The first two nights of protests saw some destruction of public and private property, including a city bus burning to the ground as well as the looting of local businesses. That Sunday, the first night of curfew, police instituted a brutal crackdown, tear-gassing marchers and journalists alike and arresting over 200 people. Demonstrators reacted to that brutality the next day.
Protests continued peacefully with little police intervention for weeks. Richmond Mayor Levar Stoney even joined in on some of the city-wide marches. But this past Saturday night, video emerged of a police SUV driving over a median and running over a protester’s bicycle. In response, protests Sunday and Monday night turned more confrontational with standoffs at police headquarters.
The exchanges saw a return to the use of tear gas and pepper spray late into the night after hours of police and protesters squaring off.
At a press conference Tuesday afternoon, Stoney hoped to quell some of that unrest.
“We have a good police department in Richmond but I believe we can be better,” Stoney said before announcing he had requested and then accepted Smith’s resignation. “We need to do more to elevate the voices in our community and take a human services approach.”
Richmond had few national police scandals to its name considering its deeply racist past.
The city’s most famous street, Monument Avenue, is lined with monuments to Confederate generals and leaders. While the area had long been a source of pride for some and a reminder of bigotry and slavery for others, since the first weekend of protests it has turned into a meeting place for locals to organize and begin marches.
Demonstrators have also turned the monolithic monuments into canvases for graffiti. But some of the vandalism has manifested more powerfully. Last week, a statue of Confederate President Jefferson Davis was ripped off its pedestal.

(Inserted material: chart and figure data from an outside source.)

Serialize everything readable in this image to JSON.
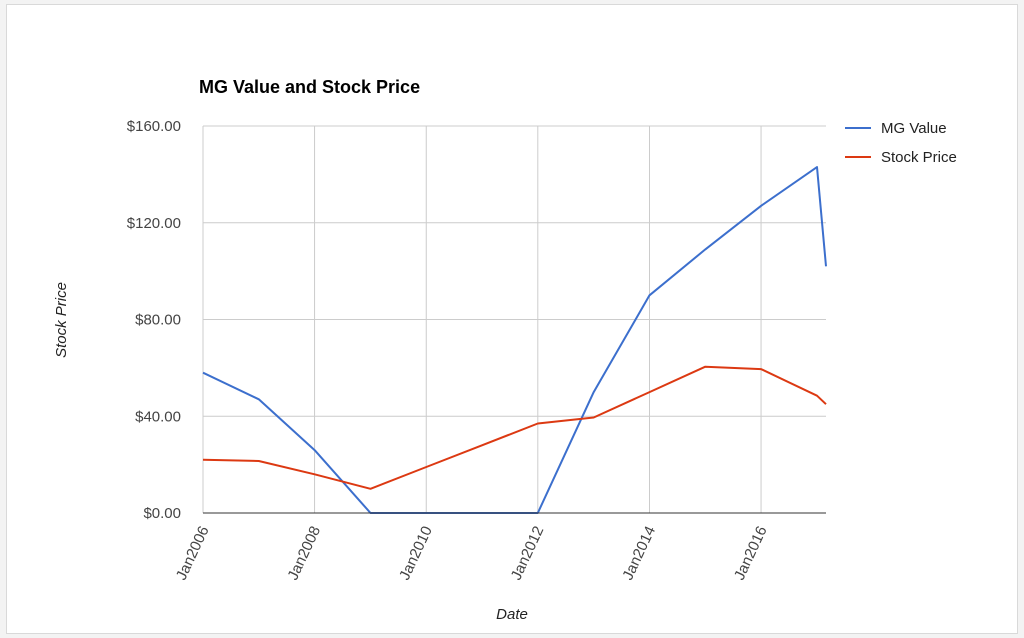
{
  "chart_data": {
    "type": "line",
    "title": "MG Value and Stock Price",
    "xlabel": "Date",
    "ylabel": "Stock Price",
    "xlim": [
      "2006-01-01",
      "2017-03-01"
    ],
    "ylim": [
      0,
      160
    ],
    "yticks": [
      0,
      40,
      80,
      120,
      160
    ],
    "ytick_labels": [
      "$0.00",
      "$40.00",
      "$80.00",
      "$120.00",
      "$160.00"
    ],
    "xticks": [
      "2006-01-01",
      "2008-01-01",
      "2010-01-01",
      "2012-01-01",
      "2014-01-01",
      "2016-01-01"
    ],
    "xtick_labels": [
      "Jan2006",
      "Jan2008",
      "Jan2010",
      "Jan2012",
      "Jan2014",
      "Jan2016"
    ],
    "grid": true,
    "legend_position": "right",
    "series": [
      {
        "name": "MG Value",
        "color": "#3c6fcd",
        "points": [
          {
            "x": "2006-01-01",
            "y": 58
          },
          {
            "x": "2007-01-01",
            "y": 47
          },
          {
            "x": "2008-01-01",
            "y": 26
          },
          {
            "x": "2009-01-01",
            "y": 0
          },
          {
            "x": "2010-01-01",
            "y": 0
          },
          {
            "x": "2011-01-01",
            "y": 0
          },
          {
            "x": "2012-01-01",
            "y": 0
          },
          {
            "x": "2013-01-01",
            "y": 50
          },
          {
            "x": "2014-01-01",
            "y": 90
          },
          {
            "x": "2015-01-01",
            "y": 109
          },
          {
            "x": "2016-01-01",
            "y": 127
          },
          {
            "x": "2017-01-01",
            "y": 143
          },
          {
            "x": "2017-03-01",
            "y": 102
          }
        ]
      },
      {
        "name": "Stock Price",
        "color": "#dc3912",
        "points": [
          {
            "x": "2006-01-01",
            "y": 22
          },
          {
            "x": "2007-01-01",
            "y": 21.5
          },
          {
            "x": "2008-01-01",
            "y": 16
          },
          {
            "x": "2009-01-01",
            "y": 10
          },
          {
            "x": "2010-01-01",
            "y": 19
          },
          {
            "x": "2011-01-01",
            "y": 28
          },
          {
            "x": "2012-01-01",
            "y": 37
          },
          {
            "x": "2013-01-01",
            "y": 39.5
          },
          {
            "x": "2014-01-01",
            "y": 50
          },
          {
            "x": "2015-01-01",
            "y": 60.5
          },
          {
            "x": "2016-01-01",
            "y": 59.5
          },
          {
            "x": "2017-01-01",
            "y": 48.5
          },
          {
            "x": "2017-03-01",
            "y": 45
          }
        ]
      }
    ]
  }
}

In what would be his last press statement as police chief, Smith said Monday evening that Sunday’s protest “escalated into rioting and violence” that “lasted throughout the night and into the early morning hours.”

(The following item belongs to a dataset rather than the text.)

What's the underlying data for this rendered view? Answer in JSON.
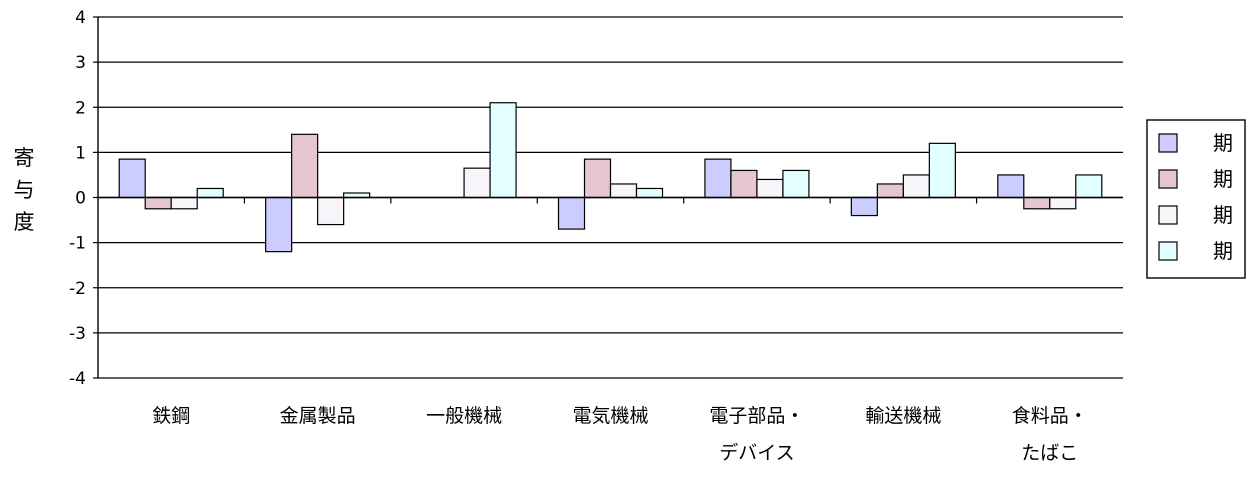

“[Sunday] night’s actions far exceeded what is considered to be lawful First Amendment activity,” he said.
Smith’s account was contradicted by video showing police lobbing tear gas cans into a meandering crowd.
Richmond Police use teargas on protestors late Sunday night. https://t.co/kCsjnqbREL
— BK (@BradKutner) June 15, 2020
A local man who was present for that demonstration also said he didn’t see the level of violence Smith described. By the time he arrived at police headquarters around 9 p.m. that night, pepper spray was already deployed against the crowd.
“It was tense,” the protester, who asked not to be named for fear of reprisal, said in a phone interview.
The protester was pleased to hear Stoney asked for Smith’s resignation, but he questioned whether it would make a difference going forward as locals continue to demonstrate.
“If you’re going to ask protesters to hold each other accountable, you should ask the same of your officers,” he said.
The Virginia ACLU has also questioned Stoney’s response.
"After-the-fact apologies are insufficient to remedy the harm and ongoing risk that individuals face when exercising their constitutional rights in this city," ACLU-VA Executive Director Claire Guthrie Gastañaga said in a letter sent to the mayor after Saturday’s incident involving a police car hitting a protester’s bicycle.
Meanwhile, Stoney, who is up for re-election this fall, promised a holistic approach to fixing the police department’s damaged reputation.
“I respect those who [peacefully protest and] I want you at the table,” the mayor said.
He called for input from those who had taken to the streets as well as those who have been advocating from home. He has also asked the Richmond City Council to create an independent civilian review board that oversees police and institute a mental health alert system named after a local man, Marcus-David Peters, who died at the hands of Richmond police during a mental health crisis in 2018.
“I believe we have to find ways to reimagine the way we keep the public safe,” Stoney added. “[Using police in these roles] does not make our country or city safer. That must change.”